Юнцы опешили и тотчас же умолкли: их вожак подал знак рукой, призывая к порядку. До самой улицы Байза они вели себя мирно. На остановке банда гитлерюгендцев, толкаясь и шумно смеясь, вышла. Один из них уже на перроне выкрикнул бранное слово.
Карлсдорфер покраснел как рак. Он оттолкнул в сторону оторопевшего кондуктора, который в этот момент собирался закрыть дверь, выпрыгнул на площадку и своей тростью принялся избивать распоясавшихся молодых гитлеровцев. Кондуктор от изумления выпучил глаза, дождался, когда Карлсдорфер вернется в вагон, затем закрыл дверь, дал звонок, и поезд тронулся. За всю дорогу никто не сказал ни слова. Карлсдорфер, гневно ворча, вышел на площади Героев и побрел в сторону улицы Дамьянича.
Янош Хомок
Двадцатитрехлетний формовщик Янош Хомок слыл мастером своего дела. Подобно скульптору, который наперед знает, как будет выглядеть бронзовая скульптура всадника, Янош Хомок легко представлял себе, каким получится статор турбины или маховик из чугуна… Утрамбовывая в опоке песок, пробивая дырки для свободного отхода газов при остывании металла, он каждый раз испытывал такую же радость созидания, какую ощущал еще дома, в Шомошбане, когда строил вместе с ребятами на берегу ручья затейливые крепости или лепил красивые фигуры из мягкой глины.
Но умение лепить было не единственным достоинством Яни Хомока. Он был миловидным, как девушка, краснощеким, стройным, кареглазым мальчиком. Таких, как он, женщины любят погладить по остриженной головке, а учитель всегда вызывает к доске, когда приезжает инспектор. Правда, бывало и так, что он ни слова не знал из заданного урока, но зато держался смело, а смелость города берет.

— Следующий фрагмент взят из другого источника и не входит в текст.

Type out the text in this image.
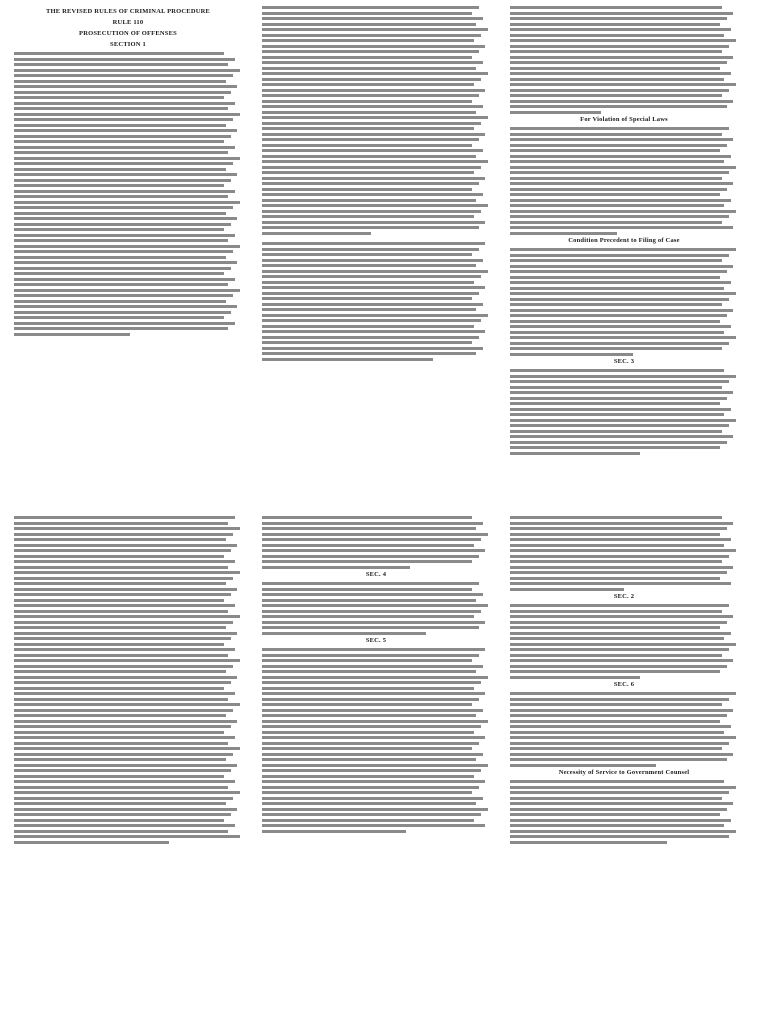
THE REVISED RULES OF CRIMINAL PROCEDURE
RULE 110
PROSECUTION OF OFFENSES
SECTION 1
For Violation of Special Laws
Condition Precedent to Filing of Case
SEC. 3
SEC. 4
SEC. 5
SEC. 2
SEC. 6
Necessity of Service to Government Counsel
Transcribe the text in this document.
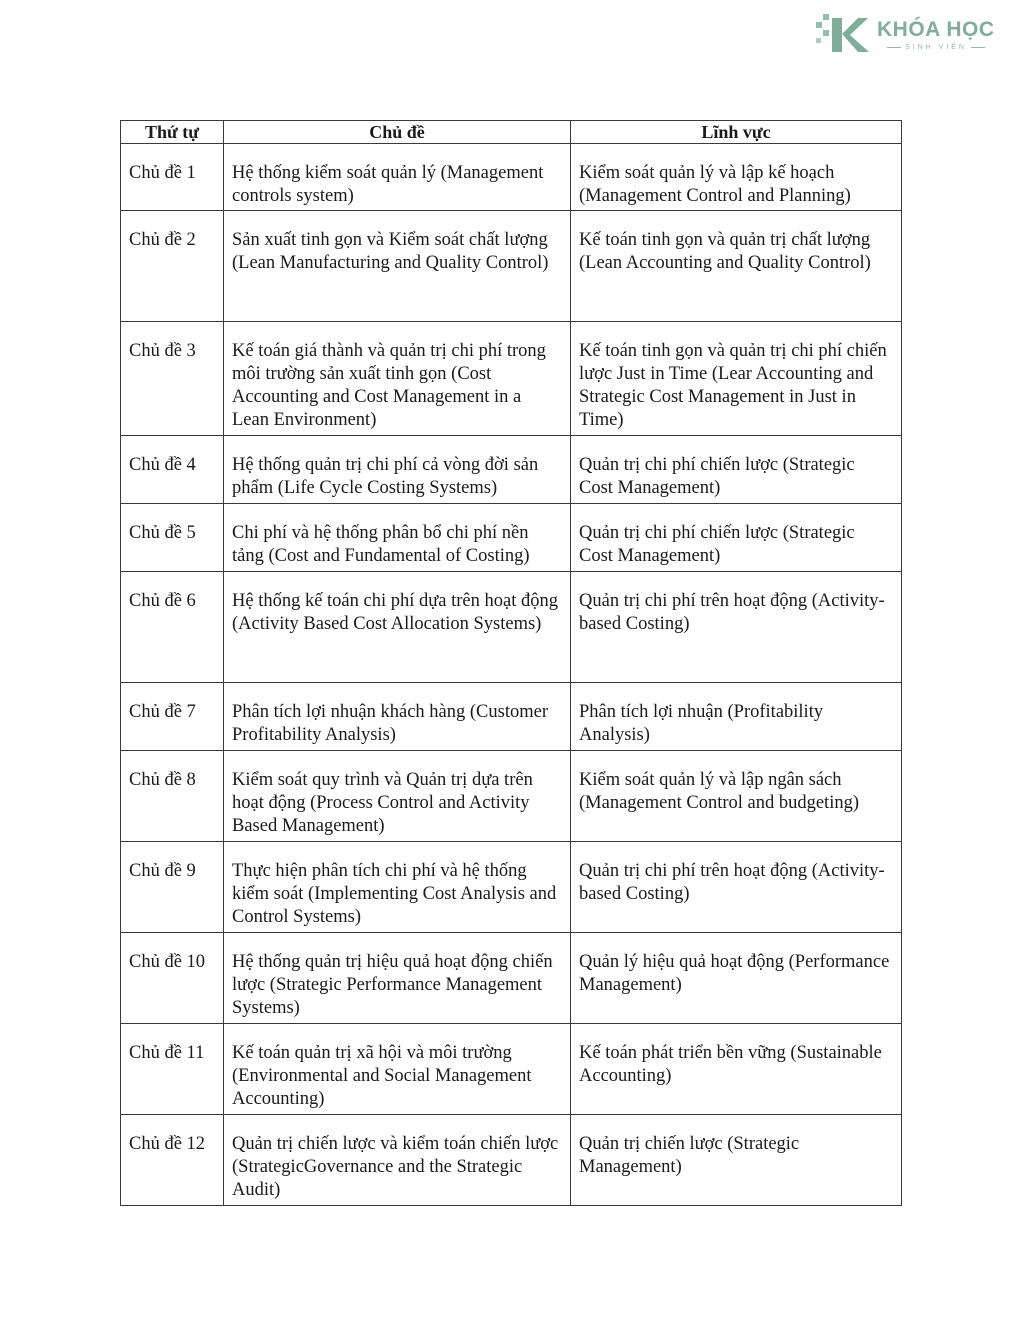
KHÓA HỌC
SINH VIÊN
Thứ tự	Chủ đề	Lĩnh vực
Chủ đề 1	Hệ thống kiểm soát quản lý (Management controls system)	Kiểm soát quản lý và lập kế hoạch (Management Control and Planning)
Chủ đề 2	Sản xuất tinh gọn và Kiểm soát chất lượng (Lean Manufacturing and Quality Control)	Kế toán tinh gọn và quản trị chất lượng (Lean Accounting and Quality Control)
Chủ đề 3	Kế toán giá thành và quản trị chi phí trong môi trường sản xuất tinh gọn (Cost Accounting and Cost Management in a Lean Environment)	Kế toán tinh gọn và quản trị chi phí chiến lược Just in Time (Lear Accounting and Strategic Cost Management in Just in Time)
Chủ đề 4	Hệ thống quản trị chi phí cả vòng đời sản phẩm (Life Cycle Costing Systems)	Quản trị chi phí chiến lược (Strategic Cost Management)
Chủ đề 5	Chi phí và hệ thống phân bổ chi phí nền tảng (Cost and Fundamental of Costing)	Quản trị chi phí chiến lược (Strategic Cost Management)
Chủ đề 6	Hệ thống kế toán chi phí dựa trên hoạt động (Activity Based Cost Allocation Systems)	Quản trị chi phí trên hoạt động (Activity-based Costing)
Chủ đề 7	Phân tích lợi nhuận khách hàng (Customer Profitability Analysis)	Phân tích lợi nhuận (Profitability Analysis)
Chủ đề 8	Kiểm soát quy trình và Quản trị dựa trên hoạt động (Process Control and Activity Based Management)	Kiểm soát quản lý và lập ngân sách (Management Control and budgeting)
Chủ đề 9	Thực hiện phân tích chi phí và hệ thống kiểm soát (Implementing Cost Analysis and Control Systems)	Quản trị chi phí trên hoạt động (Activity-based Costing)
Chủ đề 10	Hệ thống quản trị hiệu quả hoạt động chiến lược (Strategic Performance Management Systems)	Quản lý hiệu quả hoạt động (Performance Management)
Chủ đề 11	Kế toán quản trị xã hội và môi trường (Environmental and Social Management Accounting)	Kế toán phát triển bền vững (Sustainable Accounting)
Chủ đề 12	Quản trị chiến lược và kiểm toán chiến lược (StrategicGovernance and the Strategic Audit)	Quản trị chiến lược (Strategic Management)
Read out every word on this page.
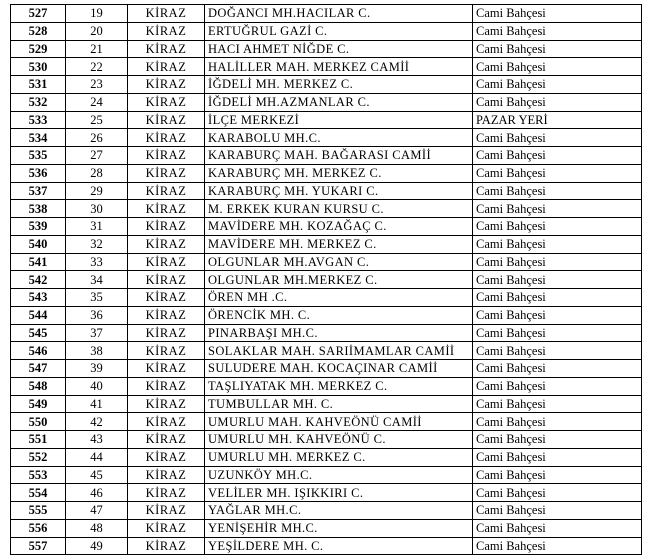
527	19	KİRAZ	DOĞANCI MH.HACILAR C.	Cami Bahçesi
528	20	KİRAZ	ERTUĞRUL GAZİ C.	Cami Bahçesi
529	21	KİRAZ	HACI AHMET NİĞDE C.	Cami Bahçesi
530	22	KİRAZ	HALİLLER MAH. MERKEZ CAMİİ	Cami Bahçesi
531	23	KİRAZ	İĞDELİ MH. MERKEZ C.	Cami Bahçesi
532	24	KİRAZ	İĞDELİ MH.AZMANLAR C.	Cami Bahçesi
533	25	KİRAZ	İLÇE MERKEZİ	PAZAR YERİ
534	26	KİRAZ	KARABOLU MH.C.	Cami Bahçesi
535	27	KİRAZ	KARABURÇ MAH. BAĞARASI CAMİİ	Cami Bahçesi
536	28	KİRAZ	KARABURÇ MH. MERKEZ C.	Cami Bahçesi
537	29	KİRAZ	KARABURÇ MH. YUKARI C.	Cami Bahçesi
538	30	KİRAZ	M. ERKEK KURAN KURSU C.	Cami Bahçesi
539	31	KİRAZ	MAVİDERE MH. KOZAĞAÇ C.	Cami Bahçesi
540	32	KİRAZ	MAVİDERE MH. MERKEZ C.	Cami Bahçesi
541	33	KİRAZ	OLGUNLAR MH.AVGAN C.	Cami Bahçesi
542	34	KİRAZ	OLGUNLAR MH.MERKEZ C.	Cami Bahçesi
543	35	KİRAZ	ÖREN MH .C.	Cami Bahçesi
544	36	KİRAZ	ÖRENCİK MH. C.	Cami Bahçesi
545	37	KİRAZ	PINARBAŞI MH.C.	Cami Bahçesi
546	38	KİRAZ	SOLAKLAR MAH. SARIİMAMLAR CAMİİ	Cami Bahçesi
547	39	KİRAZ	SULUDERE MAH. KOCAÇINAR CAMİİ	Cami Bahçesi
548	40	KİRAZ	TAŞLIYATAK MH. MERKEZ C.	Cami Bahçesi
549	41	KİRAZ	TUMBULLAR MH. C.	Cami Bahçesi
550	42	KİRAZ	UMURLU MAH. KAHVEÖNÜ CAMİİ	Cami Bahçesi
551	43	KİRAZ	UMURLU MH. KAHVEÖNÜ C.	Cami Bahçesi
552	44	KİRAZ	UMURLU MH. MERKEZ C.	Cami Bahçesi
553	45	KİRAZ	UZUNKÖY MH.C.	Cami Bahçesi
554	46	KİRAZ	VELİLER MH. IŞIKKIRI C.	Cami Bahçesi
555	47	KİRAZ	YAĞLAR MH.C.	Cami Bahçesi
556	48	KİRAZ	YENİŞEHİR MH.C.	Cami Bahçesi
557	49	KİRAZ	YEŞİLDERE MH. C.	Cami Bahçesi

Счастье привалило к нему случайно. Однажды Геза Ремер играл со своим шурином в теннис; мальчишки взобрались на садовую ограду, но лишь один из них осмелился подойти поближе и стал подавать мяч по просьбе игроков – это был Яни Хомок. В ту пору Гезе Ремеру было не больше тридцати лет. Он уже начал полнеть, но, по мнению многих, был еще довольно красив. Играя по утрам в теннис, он боролся с грозившей ему полнотой. Связанный сидячей работой, Геза Ремер неумеренно потреблял жирное жаркое и сметану со сладостями.
Яни Хомок отказался брать деньги за подачу мяча. Ремер удивился.
– А что же тебе дать?
– Ничего не надо.
– Почему?
– Потому что мне и самому было приятно.
– Что было приятно?
– Бегать за мячом. Он такой красивый.
– А у тебя какой мяч?
– Нет никакого.
– Кто твой отец?
– У меня нет отца.
– Он что, умер?
– Раз нет – значит, умер. Я его не помню.
– Ты живешь с матерью?
– И матери у меня нет. Я живу у старшего брата.
– А кто он, твой брат?
– Каменотес, Иштван Хомок.
– А сколько тебе лет?
– Тринадцать.
– Молитвы знаешь?
– Каждый вечер молюсь, а по воскресеньям и в церковь хожу.

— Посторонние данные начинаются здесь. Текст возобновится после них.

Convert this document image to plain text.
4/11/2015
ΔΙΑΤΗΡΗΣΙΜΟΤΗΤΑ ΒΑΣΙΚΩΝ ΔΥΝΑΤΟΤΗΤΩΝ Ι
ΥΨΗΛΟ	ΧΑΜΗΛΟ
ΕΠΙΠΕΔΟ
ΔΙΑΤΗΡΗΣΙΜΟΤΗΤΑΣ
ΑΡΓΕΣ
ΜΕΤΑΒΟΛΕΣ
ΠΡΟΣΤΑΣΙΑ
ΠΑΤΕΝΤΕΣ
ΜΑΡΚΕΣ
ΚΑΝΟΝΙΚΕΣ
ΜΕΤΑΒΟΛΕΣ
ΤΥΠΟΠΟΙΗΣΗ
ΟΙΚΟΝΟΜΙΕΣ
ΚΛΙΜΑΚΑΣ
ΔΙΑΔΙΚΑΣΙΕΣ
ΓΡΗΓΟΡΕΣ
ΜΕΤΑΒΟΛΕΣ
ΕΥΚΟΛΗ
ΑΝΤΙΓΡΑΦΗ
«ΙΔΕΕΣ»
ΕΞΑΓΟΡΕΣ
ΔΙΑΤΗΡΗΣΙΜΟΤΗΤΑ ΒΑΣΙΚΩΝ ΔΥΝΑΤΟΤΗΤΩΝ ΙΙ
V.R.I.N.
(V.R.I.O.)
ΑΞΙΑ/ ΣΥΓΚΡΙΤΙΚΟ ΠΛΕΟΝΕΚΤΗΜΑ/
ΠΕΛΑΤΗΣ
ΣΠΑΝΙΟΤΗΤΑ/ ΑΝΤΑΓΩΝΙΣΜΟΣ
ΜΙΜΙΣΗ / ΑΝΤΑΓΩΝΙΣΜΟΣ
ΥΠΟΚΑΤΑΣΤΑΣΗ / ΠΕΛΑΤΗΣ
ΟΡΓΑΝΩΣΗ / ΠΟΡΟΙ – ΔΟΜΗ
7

– Хм. Кем же ты хочешь стать?
Мальчик пожал плечами.
– Никем. Пойду в каменотесы.
– А если бы тебе сказали: выбирай. На чем бы ты остановился?
– Пошел бы на завод.
– Почему на завод?
– Потому что там машины, – ответил мальчик, и глаза его заблестели.
– А брат отпустит?
– Конечно, отпустит.
– Ну, приходи ко мне на завод, – сказал Ремер и для памяти тут же сделал себе пометку в блокноте. Весь день у него было очень хорошее настроение. «Будь я сейчас бойскаутом, то мог бы повязать узелок на галстуке. Сегодня я совершил доброе дело», – подумал он и заказал обещанную сыну лошадку-пони. Ценой собственной жизни его уродливая жена произвела на свет сына Гезу, который, к сожалению, унаследовал от нее нервный характер.
Янош Хомок давно позабыл об обещании господина, когда-то игравшего в теннис, как вдруг пришло распоряжение: при первой возможности привезти мальчика со всеми его вещами на машине в Пешт; он будет учиться на формовщика в литейном цехе Завода сельскохозяйственных машин. Позаботились о его жилье – временно он поживет у литейщика Лайоша Чизмаша.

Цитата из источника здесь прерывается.